The Price of Passion
Cleopatra Fraser is the daughter of a respected Egyptian archaeologist, Everett Fraser. Cleo and her father have a partnership: she does all the work, and he gets all the credit. David Evans, nicknamed Angel, was once Everett’s assistant. He seduced Cleo, not realizing (oops) that the beautiful and competent young woman was sixteen and a virgin. He offered to marry her, but Everett, enraged, refused him. Angel went off to a number of shady-looking archaeological forays, which gave Everett the ammunition he needed to blacken his reputation. Cleo, who believes the things her father says about Angel, learns to hate him. Cleo and Angel spent the next ten years trying to scam or cheat each other out of archaeological treasures. In their encounters they’ve saved each other’s lives, but they regard each other as enemies.
We learn about all of that in flashbacks. In the present, Everett Fraser has accepted an academic post in Scotland, and Cleo has been forced to leave her beloved Egypt so that she can continue doing his job. She and her father intend to unveil a magnificent archaeological treasure at the university, and when she learns that Angel is in town, Cleo is convinced that he intends to get his hands on the treasure. She’s right. Angel is being blackmailed by a secret Macedonian organization. He has been told that Cleo will be killed if he doesn’t steal the treasure for them.
This novel is predicated on the love-hate relationship to the ultimate degree, and it works far better than you would expect it to. It’s really very interesting the way, through the years, Cleo and Angel have managed to constantly run into each other, even though they claim to hate each other.
Cleo is a great character. She’s caught in a difficult position: the only way she can pursue the career she loves is to let her venal, smarmy father take the credit for it, because as a woman that credit could never be hers. She’s tough, brave, and intelligent without ever coming across as insanely spunky.
That said, I don’t think that the flashback structure worked very well for this book. The author whets our appetites by giving us flashbacks of brigands, shady deals, prison breaks and tomb cave-ins, and then expects us to be content with a subplot about whether Aunt Saida will come out of mourning. The history between Cleo and Angel is exciting and adventurous – far more so that the events of the present. The flashbacks are like brightly-colored puzzle pieces – really interesting, but hard to put together into a coherent whole. The flashbacks also made it difficult to get to know Angel. Cleo has believed the worst of him for a long time, and because this is a romance novel, we know that she (and we) will discover that he’s not so bad eventually. But we don’t learn the reasons behind his actions until relatively late in the book, which kept me from really warming up to him.

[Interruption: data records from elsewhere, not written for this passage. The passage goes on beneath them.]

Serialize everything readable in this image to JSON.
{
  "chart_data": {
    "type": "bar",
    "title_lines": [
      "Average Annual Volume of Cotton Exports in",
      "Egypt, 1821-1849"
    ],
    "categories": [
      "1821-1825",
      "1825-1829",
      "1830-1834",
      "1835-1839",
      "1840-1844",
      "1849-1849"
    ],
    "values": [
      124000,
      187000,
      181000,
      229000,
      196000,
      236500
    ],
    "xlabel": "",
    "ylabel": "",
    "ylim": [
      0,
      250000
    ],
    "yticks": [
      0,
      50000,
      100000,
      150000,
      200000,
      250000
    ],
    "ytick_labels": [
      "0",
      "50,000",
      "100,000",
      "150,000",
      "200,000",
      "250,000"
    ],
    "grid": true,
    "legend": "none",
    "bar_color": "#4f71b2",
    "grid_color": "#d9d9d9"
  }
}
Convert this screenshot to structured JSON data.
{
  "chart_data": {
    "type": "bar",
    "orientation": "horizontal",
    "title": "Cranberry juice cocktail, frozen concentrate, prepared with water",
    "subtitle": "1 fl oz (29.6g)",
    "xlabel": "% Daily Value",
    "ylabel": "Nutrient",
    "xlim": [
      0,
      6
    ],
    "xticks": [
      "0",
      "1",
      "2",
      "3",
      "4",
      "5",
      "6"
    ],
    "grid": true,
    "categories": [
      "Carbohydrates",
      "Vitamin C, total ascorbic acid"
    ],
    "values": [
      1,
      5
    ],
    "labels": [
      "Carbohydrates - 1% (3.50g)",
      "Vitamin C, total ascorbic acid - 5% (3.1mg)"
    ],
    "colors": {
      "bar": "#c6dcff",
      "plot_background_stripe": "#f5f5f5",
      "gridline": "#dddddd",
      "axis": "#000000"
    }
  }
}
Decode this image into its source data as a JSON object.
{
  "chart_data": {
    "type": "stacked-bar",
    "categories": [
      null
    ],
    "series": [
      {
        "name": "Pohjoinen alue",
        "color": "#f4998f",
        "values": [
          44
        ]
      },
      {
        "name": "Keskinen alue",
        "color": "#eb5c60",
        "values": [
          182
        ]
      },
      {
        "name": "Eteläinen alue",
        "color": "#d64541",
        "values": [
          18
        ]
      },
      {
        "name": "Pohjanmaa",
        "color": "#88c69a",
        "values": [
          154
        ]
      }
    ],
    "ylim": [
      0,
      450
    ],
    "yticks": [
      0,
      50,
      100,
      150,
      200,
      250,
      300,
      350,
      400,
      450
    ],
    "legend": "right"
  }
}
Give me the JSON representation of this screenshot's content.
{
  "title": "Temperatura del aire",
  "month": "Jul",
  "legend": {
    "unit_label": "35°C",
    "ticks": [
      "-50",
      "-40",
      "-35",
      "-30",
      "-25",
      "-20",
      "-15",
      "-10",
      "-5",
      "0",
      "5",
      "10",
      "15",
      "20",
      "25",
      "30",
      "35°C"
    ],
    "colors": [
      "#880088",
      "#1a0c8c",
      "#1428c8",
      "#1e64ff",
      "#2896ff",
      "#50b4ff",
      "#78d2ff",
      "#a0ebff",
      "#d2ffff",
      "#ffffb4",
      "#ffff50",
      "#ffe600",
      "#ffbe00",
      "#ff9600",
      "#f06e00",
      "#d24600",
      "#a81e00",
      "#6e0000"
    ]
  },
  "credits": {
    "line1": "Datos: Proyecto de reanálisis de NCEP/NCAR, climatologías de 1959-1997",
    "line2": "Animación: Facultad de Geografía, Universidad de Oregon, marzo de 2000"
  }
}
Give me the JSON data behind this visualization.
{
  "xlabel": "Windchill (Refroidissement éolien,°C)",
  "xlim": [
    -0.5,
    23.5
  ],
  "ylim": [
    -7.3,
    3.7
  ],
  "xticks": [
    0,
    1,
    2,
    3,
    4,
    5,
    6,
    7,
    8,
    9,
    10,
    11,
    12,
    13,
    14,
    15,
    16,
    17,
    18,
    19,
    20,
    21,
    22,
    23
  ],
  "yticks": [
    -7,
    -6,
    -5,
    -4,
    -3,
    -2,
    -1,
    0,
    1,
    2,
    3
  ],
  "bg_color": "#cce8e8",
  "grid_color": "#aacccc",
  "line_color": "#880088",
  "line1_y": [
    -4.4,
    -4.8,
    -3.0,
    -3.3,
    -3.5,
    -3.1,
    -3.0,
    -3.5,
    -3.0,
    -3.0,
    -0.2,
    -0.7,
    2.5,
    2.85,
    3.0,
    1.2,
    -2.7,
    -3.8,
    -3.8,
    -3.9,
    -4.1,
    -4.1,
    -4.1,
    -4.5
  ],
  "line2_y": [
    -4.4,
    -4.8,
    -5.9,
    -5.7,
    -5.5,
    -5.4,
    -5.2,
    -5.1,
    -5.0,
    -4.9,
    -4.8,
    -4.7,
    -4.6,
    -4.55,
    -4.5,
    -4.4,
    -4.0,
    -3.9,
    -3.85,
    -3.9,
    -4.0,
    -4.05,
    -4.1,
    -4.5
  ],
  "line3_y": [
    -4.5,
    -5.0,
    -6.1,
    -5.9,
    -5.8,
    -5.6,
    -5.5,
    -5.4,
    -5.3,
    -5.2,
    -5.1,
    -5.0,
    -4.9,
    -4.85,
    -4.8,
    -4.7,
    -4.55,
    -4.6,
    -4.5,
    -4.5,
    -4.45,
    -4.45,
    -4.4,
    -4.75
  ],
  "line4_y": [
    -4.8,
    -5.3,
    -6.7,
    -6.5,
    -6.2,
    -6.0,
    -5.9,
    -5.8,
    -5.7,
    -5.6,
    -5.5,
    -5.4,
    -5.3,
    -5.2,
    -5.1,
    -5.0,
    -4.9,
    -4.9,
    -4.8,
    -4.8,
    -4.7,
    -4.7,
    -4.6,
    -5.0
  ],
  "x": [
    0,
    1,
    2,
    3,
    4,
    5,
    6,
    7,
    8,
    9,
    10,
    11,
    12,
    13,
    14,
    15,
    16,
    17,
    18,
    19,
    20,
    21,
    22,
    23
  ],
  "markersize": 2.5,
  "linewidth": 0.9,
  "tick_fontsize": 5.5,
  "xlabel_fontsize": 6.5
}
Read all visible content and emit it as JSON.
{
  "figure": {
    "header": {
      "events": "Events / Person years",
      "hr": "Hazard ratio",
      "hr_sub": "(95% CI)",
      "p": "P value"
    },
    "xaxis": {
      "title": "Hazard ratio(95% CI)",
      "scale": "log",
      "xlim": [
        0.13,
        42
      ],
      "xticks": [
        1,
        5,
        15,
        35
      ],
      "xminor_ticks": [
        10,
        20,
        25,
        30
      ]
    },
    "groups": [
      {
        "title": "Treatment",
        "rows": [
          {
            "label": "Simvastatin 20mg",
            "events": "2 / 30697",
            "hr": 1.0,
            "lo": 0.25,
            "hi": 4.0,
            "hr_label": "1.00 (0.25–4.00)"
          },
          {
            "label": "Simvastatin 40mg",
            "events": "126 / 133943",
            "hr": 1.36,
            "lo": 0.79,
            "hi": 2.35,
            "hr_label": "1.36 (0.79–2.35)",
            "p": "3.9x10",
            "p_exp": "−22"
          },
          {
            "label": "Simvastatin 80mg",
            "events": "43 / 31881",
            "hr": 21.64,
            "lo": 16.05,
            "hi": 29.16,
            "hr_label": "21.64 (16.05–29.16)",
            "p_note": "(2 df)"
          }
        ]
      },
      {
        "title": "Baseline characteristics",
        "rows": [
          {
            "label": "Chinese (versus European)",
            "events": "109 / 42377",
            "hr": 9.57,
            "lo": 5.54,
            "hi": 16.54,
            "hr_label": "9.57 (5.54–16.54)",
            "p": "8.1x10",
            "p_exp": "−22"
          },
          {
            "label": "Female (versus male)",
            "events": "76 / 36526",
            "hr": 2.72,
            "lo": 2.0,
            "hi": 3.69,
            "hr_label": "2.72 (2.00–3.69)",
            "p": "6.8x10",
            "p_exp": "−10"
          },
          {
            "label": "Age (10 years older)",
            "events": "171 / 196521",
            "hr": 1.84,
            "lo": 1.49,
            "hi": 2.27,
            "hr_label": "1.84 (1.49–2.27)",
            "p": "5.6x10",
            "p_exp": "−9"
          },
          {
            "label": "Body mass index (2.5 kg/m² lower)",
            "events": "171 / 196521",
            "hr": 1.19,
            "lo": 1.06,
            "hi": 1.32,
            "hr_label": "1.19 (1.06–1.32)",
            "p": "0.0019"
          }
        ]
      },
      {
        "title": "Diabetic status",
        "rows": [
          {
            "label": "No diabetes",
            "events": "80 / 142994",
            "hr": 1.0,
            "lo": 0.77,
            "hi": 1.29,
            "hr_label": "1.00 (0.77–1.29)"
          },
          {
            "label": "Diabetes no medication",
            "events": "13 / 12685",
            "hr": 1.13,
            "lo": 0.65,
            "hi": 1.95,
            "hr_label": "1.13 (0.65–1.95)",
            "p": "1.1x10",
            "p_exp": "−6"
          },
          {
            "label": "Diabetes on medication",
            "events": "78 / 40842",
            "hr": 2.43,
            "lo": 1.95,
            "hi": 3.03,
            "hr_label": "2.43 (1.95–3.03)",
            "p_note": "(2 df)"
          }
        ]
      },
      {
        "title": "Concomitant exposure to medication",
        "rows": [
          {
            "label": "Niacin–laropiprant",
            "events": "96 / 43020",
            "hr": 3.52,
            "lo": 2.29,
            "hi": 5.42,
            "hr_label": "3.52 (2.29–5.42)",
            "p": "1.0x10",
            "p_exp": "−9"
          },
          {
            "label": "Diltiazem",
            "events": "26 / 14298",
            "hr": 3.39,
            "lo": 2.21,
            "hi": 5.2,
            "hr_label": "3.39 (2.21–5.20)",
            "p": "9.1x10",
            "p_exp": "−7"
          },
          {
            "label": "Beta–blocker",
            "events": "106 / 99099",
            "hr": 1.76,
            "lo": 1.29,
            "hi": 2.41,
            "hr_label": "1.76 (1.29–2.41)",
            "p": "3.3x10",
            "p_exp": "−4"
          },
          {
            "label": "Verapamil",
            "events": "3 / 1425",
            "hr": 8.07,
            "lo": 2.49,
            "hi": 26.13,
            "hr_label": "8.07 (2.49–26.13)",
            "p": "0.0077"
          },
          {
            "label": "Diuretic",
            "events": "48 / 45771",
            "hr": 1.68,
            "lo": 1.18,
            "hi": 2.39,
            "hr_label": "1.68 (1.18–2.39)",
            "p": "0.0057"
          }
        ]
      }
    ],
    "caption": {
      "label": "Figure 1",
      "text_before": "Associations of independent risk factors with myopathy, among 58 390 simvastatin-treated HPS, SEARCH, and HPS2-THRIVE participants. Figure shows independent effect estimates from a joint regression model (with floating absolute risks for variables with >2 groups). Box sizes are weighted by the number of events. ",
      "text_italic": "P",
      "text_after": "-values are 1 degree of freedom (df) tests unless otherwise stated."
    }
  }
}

I also had a little trouble with that secret Macedonian organization. For a group of people whose existence has been completely unknown for centuries untold, they seemed awfully willing to blow their cover in order to make this book’s climax more climactic.
I would have loved this book if it had started earlier in the relationship – if a significant portion of it had actually taken place in Egypt. We could have followed Angel and Cleo on their adventures and really seen the way they used competition and revenge to remain in touch, even though they were enemies. Then the way they overcome their prejudices would have been far more poignant, and the book would have been much more exciting.
In spite of this, I enjoyed The Price of Passion very much. First and foremost, that’s due to the character of Cleo. It’s also because of the flashbacks, which were fascinating. Then there’s the chemistry between our protagonists, which was also terrific. For some people the flashback structure might work better. Even though I thought this book could have been better, I liked it enough that I’m going to start looking for Sizemore’s backlist.